Ars Technica reports that these developers have launched a Patreon page to offer access to these emulators for a small monthly fee. In return, the people who sign up get on an email whitelist that lets them download a software package.
This package combines several popular emulators to install them on an Xbox console and allow it to run games made on older Xbox consoles and also games made for other companies' consoles.
One of the developers of this new Xbox emulator collection, who is referred to in the article by his nickname "SirMangler", claims the team has created "a new package from scratch and stripped as many identifiable elements as possible" so that these emulators can be merged into one download.
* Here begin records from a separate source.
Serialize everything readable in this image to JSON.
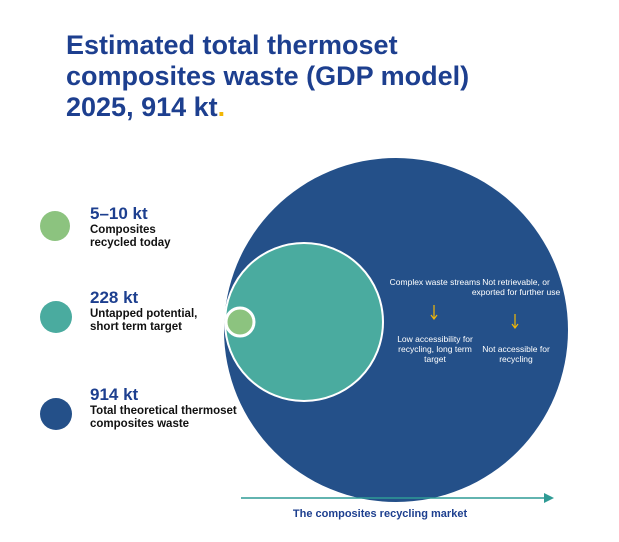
{
  "title": "Estimated total thermoset composites waste (GDP model) 2025, 914 kt",
  "title_dot": ".",
  "colors": {
    "navy": "#245089",
    "teal": "#4aab9f",
    "green": "#8cc37f",
    "title_blue": "#1d3f8f",
    "accent_yellow": "#f2b705",
    "arrow_teal": "#2f9b95"
  },
  "chart_data": {
    "type": "bubble",
    "title": "Estimated total thermoset composites waste (GDP model) 2025, 914 kt",
    "xlabel": "The composites recycling market",
    "series": [
      {
        "value_label": "5–10 kt",
        "name": "Composites recycled today",
        "value_kt": [
          5,
          10
        ],
        "color": "#8cc37f"
      },
      {
        "value_label": "228 kt",
        "name": "Untapped potential, short term target",
        "value_kt": 228,
        "color": "#4aab9f"
      },
      {
        "value_label": "914 kt",
        "name": "Total theoretical thermoset composites waste",
        "value_kt": 914,
        "color": "#245089"
      }
    ],
    "annotations": [
      {
        "from": "Complex waste streams",
        "to": "Low accessibility for recycling, long term target"
      },
      {
        "from": "Not retrievable, or exported for further use",
        "to": "Not accessible for recycling"
      }
    ]
  },
  "legend": [
    {
      "value": "5–10 kt",
      "desc": "Composites recycled today",
      "icon": "green-circle"
    },
    {
      "value": "228 kt",
      "desc": "Untapped potential, short term target",
      "icon": "teal-circle"
    },
    {
      "value": "914 kt",
      "desc": "Total theoretical thermoset composites waste",
      "icon": "navy-circle"
    }
  ],
  "notes": {
    "col1_top": "Complex waste streams",
    "col1_bottom": "Low accessibility for recycling, long term target",
    "col2_top": "Not retrievable, or exported for further use",
    "col2_bottom": "Not accessible for recycling"
  },
  "market_label": "The composites recycling market"
}
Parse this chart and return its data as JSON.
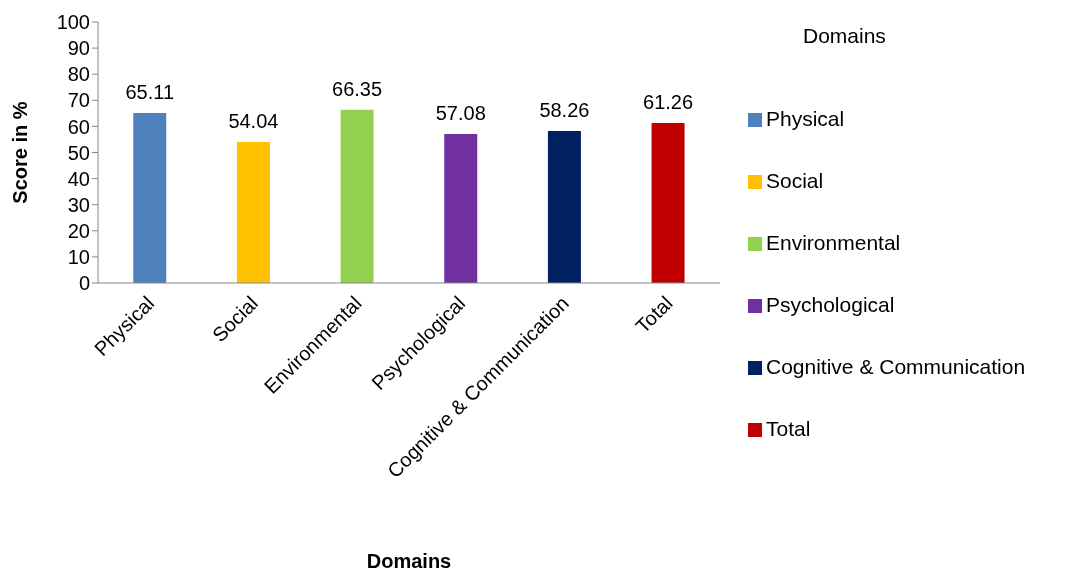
{
  "chart_data": {
    "type": "bar",
    "xlabel": "Domains",
    "ylabel": "Score in %",
    "legend_title": "Domains",
    "stacked": true,
    "categories": [
      "Physical",
      "Social",
      "Environmental",
      "Psychological",
      "Cognitive & Communication",
      "Total"
    ],
    "series": [
      {
        "name": "Physical",
        "color": "#4f81bd",
        "values": [
          65.11,
          null,
          null,
          null,
          null,
          null
        ]
      },
      {
        "name": "Social",
        "color": "#ffc000",
        "values": [
          null,
          54.04,
          null,
          null,
          null,
          null
        ]
      },
      {
        "name": "Environmental",
        "color": "#92d050",
        "values": [
          null,
          null,
          66.35,
          null,
          null,
          null
        ]
      },
      {
        "name": "Psychological",
        "color": "#7030a0",
        "values": [
          null,
          null,
          null,
          57.08,
          null,
          null
        ]
      },
      {
        "name": "Cognitive & Communication",
        "color": "#002060",
        "values": [
          null,
          null,
          null,
          null,
          58.26,
          null
        ]
      },
      {
        "name": "Total",
        "color": "#c00000",
        "values": [
          null,
          null,
          null,
          null,
          null,
          61.26
        ]
      }
    ],
    "ylim": [
      0,
      100
    ],
    "yticks": [
      0,
      10,
      20,
      30,
      40,
      50,
      60,
      70,
      80,
      90,
      100
    ],
    "data_labels": true,
    "legend": "right"
  }
}
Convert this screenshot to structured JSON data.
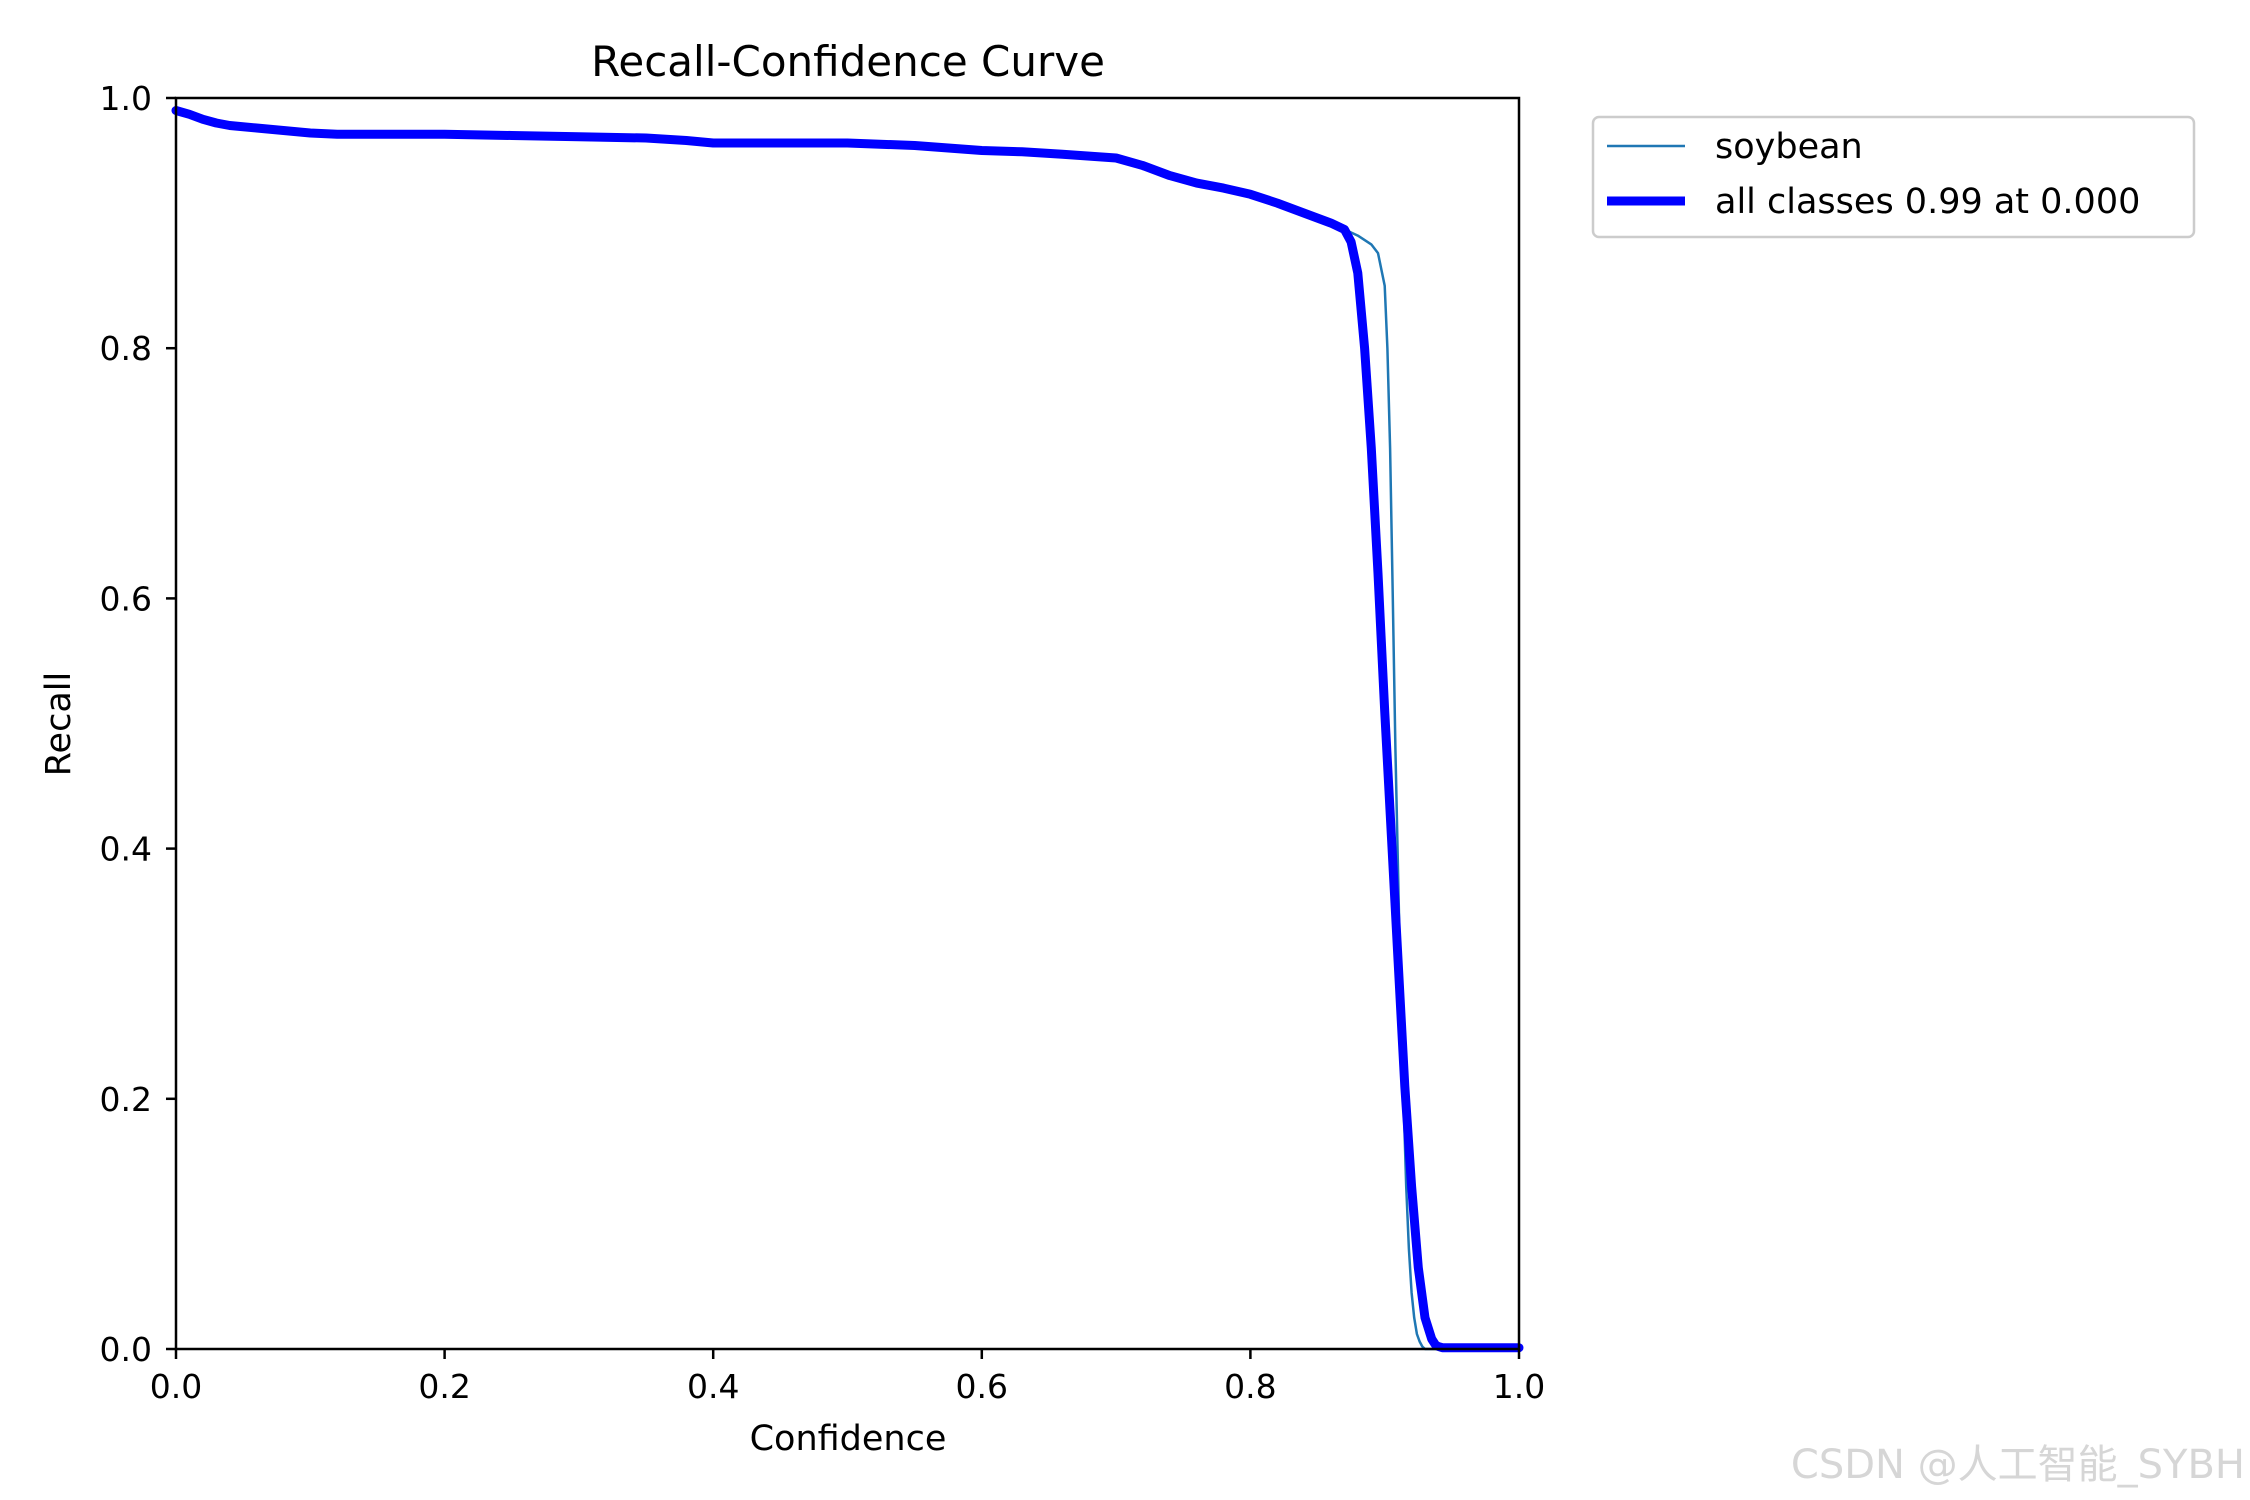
{
  "chart_data": {
    "type": "line",
    "title": "Recall-Confidence Curve",
    "xlabel": "Confidence",
    "ylabel": "Recall",
    "xlim": [
      0.0,
      1.0
    ],
    "ylim": [
      0.0,
      1.0
    ],
    "xticks": [
      "0.0",
      "0.2",
      "0.4",
      "0.6",
      "0.8",
      "1.0"
    ],
    "yticks": [
      "0.0",
      "0.2",
      "0.4",
      "0.6",
      "0.8",
      "1.0"
    ],
    "grid": false,
    "legend_position": "outside-top-right",
    "series": [
      {
        "name": "soybean",
        "color": "#1f77b4",
        "style": "thin",
        "x": [
          0.0,
          0.01,
          0.02,
          0.03,
          0.04,
          0.06,
          0.08,
          0.1,
          0.12,
          0.15,
          0.2,
          0.25,
          0.3,
          0.35,
          0.38,
          0.4,
          0.45,
          0.5,
          0.55,
          0.6,
          0.63,
          0.66,
          0.7,
          0.72,
          0.74,
          0.76,
          0.78,
          0.8,
          0.82,
          0.84,
          0.86,
          0.87,
          0.88,
          0.89,
          0.895,
          0.9,
          0.902,
          0.904,
          0.906,
          0.908,
          0.91,
          0.912,
          0.914,
          0.916,
          0.918,
          0.92,
          0.922,
          0.924,
          0.926,
          0.928,
          0.93,
          0.94,
          0.96,
          0.98,
          1.0
        ],
        "y": [
          0.99,
          0.987,
          0.983,
          0.98,
          0.978,
          0.976,
          0.974,
          0.972,
          0.971,
          0.971,
          0.971,
          0.97,
          0.969,
          0.968,
          0.966,
          0.964,
          0.964,
          0.964,
          0.962,
          0.958,
          0.957,
          0.955,
          0.952,
          0.946,
          0.938,
          0.932,
          0.928,
          0.923,
          0.916,
          0.908,
          0.9,
          0.895,
          0.89,
          0.883,
          0.876,
          0.85,
          0.8,
          0.72,
          0.6,
          0.48,
          0.38,
          0.28,
          0.2,
          0.13,
          0.08,
          0.045,
          0.025,
          0.012,
          0.006,
          0.002,
          0.0,
          0.0,
          0.0,
          0.0,
          0.0
        ]
      },
      {
        "name": "all classes 0.99 at 0.000",
        "color": "#0000ff",
        "style": "thick",
        "x": [
          0.0,
          0.01,
          0.02,
          0.03,
          0.04,
          0.06,
          0.08,
          0.1,
          0.12,
          0.15,
          0.2,
          0.25,
          0.3,
          0.35,
          0.38,
          0.4,
          0.45,
          0.5,
          0.55,
          0.6,
          0.63,
          0.66,
          0.7,
          0.72,
          0.74,
          0.76,
          0.78,
          0.8,
          0.82,
          0.84,
          0.86,
          0.87,
          0.875,
          0.88,
          0.885,
          0.89,
          0.895,
          0.9,
          0.905,
          0.91,
          0.915,
          0.92,
          0.925,
          0.93,
          0.935,
          0.938,
          0.94,
          0.943,
          0.946,
          0.95,
          0.96,
          0.98,
          1.0
        ],
        "y": [
          0.99,
          0.987,
          0.983,
          0.98,
          0.978,
          0.976,
          0.974,
          0.972,
          0.971,
          0.971,
          0.971,
          0.97,
          0.969,
          0.968,
          0.966,
          0.964,
          0.964,
          0.964,
          0.962,
          0.958,
          0.957,
          0.955,
          0.952,
          0.946,
          0.938,
          0.932,
          0.928,
          0.923,
          0.916,
          0.908,
          0.9,
          0.895,
          0.885,
          0.86,
          0.8,
          0.72,
          0.62,
          0.51,
          0.41,
          0.31,
          0.21,
          0.13,
          0.065,
          0.025,
          0.008,
          0.003,
          0.002,
          0.001,
          0.001,
          0.001,
          0.001,
          0.001,
          0.001
        ]
      }
    ],
    "watermark": "CSDN @人工智能_SYBH"
  }
}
He did not comment on what the "identifiable elements" that were taken out were actually like but claimed that the team's work should keep Microsoft from finding it immediately. He added:
Short of Microsoft enforcing manual reviews for every upload, I can't think of any countermeasure they could employ that I couldn't work around.
Even if Microsoft does find the download package and deletes the account, "SirMangler" claims that the team should find a way to re-upload a new version "without too much trouble."
Microsoft does look the other way with installing Xbox emulators if the console is set to Developer Mode. Having said that, it also requires the console owner to establish an Xbox developer account which costs $20. However, residents in some countries don't have that option available to them for their consoles.